Yang Harus Diperhatikan Saat Menjalani Diet Vegan

 

1. Tentukan rasio yang sesuai dengan Anda

Misalnya 70 persen makanan nabati mentah dan 30 persen makanan hewani berkualitas tinggi termasuk daging sapi organik yang diberi makan rumput, susu organik, dan ikan yang ditangkap liar. 

 

2. Perhatikan biofeedback atau umpan balik yang diberikan oleh tubuh

Perhatikan bagaimana perasaan Anda atau perubahan yang terjadi saat melakukan diet tersebut. Fokuslah pada faktor-faktor di luar berat badan Anda, seperti tingkat energi, kesehatan mental, kualitas tidur, libido, kesehatan kulit, pencernaan dan fungsi kognisi/konsentrasi.

 

3. Anak-anak, wanita hamil, dan ibu menyusui tidak disarankan untuk menjalani diet ini

Wanita hamil dan menyusui memerlukan banyak nutrisi. Kekurangan vitamin B12 telah terbukti merusak perkembangan neurologis pada bayi yang dirawat oleh ibu vegetarian. Kekurangan vitamin D dan kalsium juga dapat menyebabkan demineralisasi tulang pada wanita menyusui.

 

4. Anak-anak dibawah usia lima tahun yang dibesarkan dengan pola makan vegetarian dan vegan dapat mengalami gangguan pertumbuhan

Hal itu karena potensi kekurangan vitamin B12, yang juga dapat menyebabkan anemia, dan kekurangan vitamin D yang dapat menyebabkan rakhitis. DHA, asam lemak omega-3 yang sebagian besar ditemukan pada ikan, penting untuk perkembangan otak yang optimal 2 tahun pertama kehidupan. 

 

5. Orang dengan kondisi khusus seperti anemia atau kekurangan berat badan juga tidak disarankan untuk mengikuti diet jenis ini

Untuk mendapat rancangan diet yang baik dan dapat memenuhi semua kebutuhan nutrisi, konsultasikan dengan ahli diet bersertifikat.

 

 

Referensi:

Levy J. (2017). What is a vegan diet? vegan facts, benefits & precautions. Dr Axe. Diakses pada 20 Agustus 2019.

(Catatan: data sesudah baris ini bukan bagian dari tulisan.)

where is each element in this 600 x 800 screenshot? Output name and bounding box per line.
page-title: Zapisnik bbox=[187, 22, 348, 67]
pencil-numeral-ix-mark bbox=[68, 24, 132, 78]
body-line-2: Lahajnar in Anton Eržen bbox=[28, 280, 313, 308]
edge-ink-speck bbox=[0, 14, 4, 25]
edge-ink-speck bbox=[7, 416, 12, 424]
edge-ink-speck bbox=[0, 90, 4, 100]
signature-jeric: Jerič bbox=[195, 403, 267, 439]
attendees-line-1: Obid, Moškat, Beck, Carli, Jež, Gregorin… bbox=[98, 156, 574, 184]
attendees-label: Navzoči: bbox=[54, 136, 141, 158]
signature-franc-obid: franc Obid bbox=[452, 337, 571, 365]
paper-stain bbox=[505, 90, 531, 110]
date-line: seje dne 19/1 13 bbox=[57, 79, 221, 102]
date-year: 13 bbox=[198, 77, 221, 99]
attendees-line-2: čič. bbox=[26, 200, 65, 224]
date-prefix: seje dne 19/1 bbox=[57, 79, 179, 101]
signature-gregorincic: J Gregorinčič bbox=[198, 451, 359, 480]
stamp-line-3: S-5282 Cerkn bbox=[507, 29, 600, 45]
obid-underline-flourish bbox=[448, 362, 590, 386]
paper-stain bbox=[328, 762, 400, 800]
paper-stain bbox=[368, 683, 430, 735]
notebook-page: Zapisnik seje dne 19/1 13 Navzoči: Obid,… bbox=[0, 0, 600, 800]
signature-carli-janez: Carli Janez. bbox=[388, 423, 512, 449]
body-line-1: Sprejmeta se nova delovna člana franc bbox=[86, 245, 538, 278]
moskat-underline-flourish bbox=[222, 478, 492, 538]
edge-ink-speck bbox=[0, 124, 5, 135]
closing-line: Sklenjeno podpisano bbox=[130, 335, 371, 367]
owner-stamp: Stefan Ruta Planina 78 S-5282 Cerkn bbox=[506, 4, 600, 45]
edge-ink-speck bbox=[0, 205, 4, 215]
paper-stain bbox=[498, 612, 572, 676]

Gunnars K. (2013). Why vegan diet suck. Popular Science. Diakses pada 20 Agustus 2019.

Mikstas C. (2018). Vegetarian and vegan diets explained. WebMD. Diakses pada 20 Agustus 2019.

Tuso PJ, Ismail MH, Ha BP, Bartolotto C. Nutritional update for physicians: Plant-based diets. Perm J. (2013). 

Glick-Bauer M, Yeh MC. The health advantage of a vegan diet: exploring the gut microbiota connection. Nutrients. (2014).

Lee JE, McLerran DF, et al. Meat intake and cause-specific mortality: a pooled analysis of Asian prospective cohort studies. The American Journal of Clinical Nutrition. (2013).